Hope in a challenging environment

April 12, 2021

Porgera: Hope in a challenging environment

By Carlo Demaio, TDi Senior Consultant

October 2019

As we drive to the office complex to begin our final day’s work, I reflect on the beauty, challenges and hospitality that we have observed over our previous four days in Porgera, PNG.

The day is cool, crisp and there is a stunning mist blanketing the valley. Our drive is not long; approximately 15 minutes takes us from our razor-fenced sleeping compound, through Porgera township, past the bustling illegal market and black-market gold dealers, along a series of winding, corrugated dirt tracks to the office.

We take the Highlands Highway, passing numerous large-scale infrastructure projects (including a police barracks, school, church and state-of-the-art general hospital) paid for by Porgera’s gold mine as part of a national tax credit scheme. There is an eclectic mix of new multi-storey residences, aging commercial infrastructure and traditional settlement homesteads dispersed throughout the landscape. Poverty levels in the area are staggering and illegal mining is becoming increasingly common and violent. We hear of 30-40,000 illegal miners living beyond the horizon in extreme conditions.

As we continue our journey in the armoured vehicle, Mount Paiam stands tall, beautiful, elusive and with an air of danger. It has a commanding presence throughout a valley that I liken to memories of Jurassic Park. As a hiker I am longing to explore it, but we are told it is unsafe to venture outside of the gated compounds for risk of tribal conflict and in-migrant violence. For now, I will admire its beauty through the bars over my windows and hope that one day the valley finds peace.

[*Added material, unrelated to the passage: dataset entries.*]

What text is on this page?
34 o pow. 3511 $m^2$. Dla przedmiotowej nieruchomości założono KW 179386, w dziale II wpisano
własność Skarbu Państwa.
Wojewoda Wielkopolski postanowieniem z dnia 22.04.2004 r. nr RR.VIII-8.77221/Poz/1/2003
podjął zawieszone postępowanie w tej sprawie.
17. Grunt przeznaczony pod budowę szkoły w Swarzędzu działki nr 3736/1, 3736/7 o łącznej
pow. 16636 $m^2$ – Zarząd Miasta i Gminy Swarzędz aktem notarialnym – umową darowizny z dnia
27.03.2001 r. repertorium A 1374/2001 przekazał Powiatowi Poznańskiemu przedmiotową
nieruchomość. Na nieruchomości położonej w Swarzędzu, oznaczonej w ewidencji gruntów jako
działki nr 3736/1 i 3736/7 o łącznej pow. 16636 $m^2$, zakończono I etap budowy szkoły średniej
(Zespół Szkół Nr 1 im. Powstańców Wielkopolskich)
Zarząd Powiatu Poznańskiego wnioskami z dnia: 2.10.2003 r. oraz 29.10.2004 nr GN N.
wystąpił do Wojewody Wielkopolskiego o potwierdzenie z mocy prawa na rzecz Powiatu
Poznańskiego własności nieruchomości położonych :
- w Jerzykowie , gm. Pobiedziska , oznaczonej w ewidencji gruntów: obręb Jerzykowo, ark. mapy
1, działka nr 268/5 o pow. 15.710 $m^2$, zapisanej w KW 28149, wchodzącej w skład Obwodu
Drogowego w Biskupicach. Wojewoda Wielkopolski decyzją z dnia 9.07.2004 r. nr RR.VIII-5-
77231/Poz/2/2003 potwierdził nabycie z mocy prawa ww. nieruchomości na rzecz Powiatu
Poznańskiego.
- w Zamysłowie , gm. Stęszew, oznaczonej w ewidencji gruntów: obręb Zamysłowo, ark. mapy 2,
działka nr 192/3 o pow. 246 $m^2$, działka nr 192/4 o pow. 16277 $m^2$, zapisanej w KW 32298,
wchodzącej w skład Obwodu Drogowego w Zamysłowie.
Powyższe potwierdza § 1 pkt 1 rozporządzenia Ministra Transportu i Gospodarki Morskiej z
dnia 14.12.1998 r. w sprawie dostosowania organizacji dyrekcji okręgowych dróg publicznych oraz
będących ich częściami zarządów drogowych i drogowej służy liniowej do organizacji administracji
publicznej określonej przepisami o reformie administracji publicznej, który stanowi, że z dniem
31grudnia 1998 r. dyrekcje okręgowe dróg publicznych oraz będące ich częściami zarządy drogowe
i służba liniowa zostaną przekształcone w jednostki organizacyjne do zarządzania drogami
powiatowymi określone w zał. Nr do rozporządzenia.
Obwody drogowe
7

As we arrive at the office compound we are greeted by a warmth, generosity and positivity, that contrasts the challenges facing Porgera. We are meeting with the Directors of an incredible not-for-profit charged with building empowerment for local women in the region. The association represents the interests of 6500 women, and within this challenging environment develops and delivers local programs and activities that provide economic empowerment and employment pathways, health and wellbeing and education.

The Directors are powerful women, strong community leaders and respected champions for women of Porgera District. They are grounded by their history and current context but look to the future with an impressive sense of optimism, enthusiasm and urgency. They are genuinely living their mission to impact the lives of their members and do so with complete understanding of the challenges they face.

We have been invited to help them build out a viable model for an existing social enterprise that they run; to ensure that it is both sustainable and impactful and can fund a broad range of local community programs. We will also help to explore and commercialise alternative micro-business ideas, to deliver greater value across the Highlands. The opportunity to create value in Porgera is real and significant. We are excited about the potential for this project to drive sustainable change for generations to come.

For me personally, Porgera is one of the most challenging environments I have worked in and at the same time one of the most welcoming and rewarding. I feel privileged to have been invited into this world and look forward to a lasting relationship with our new “family”.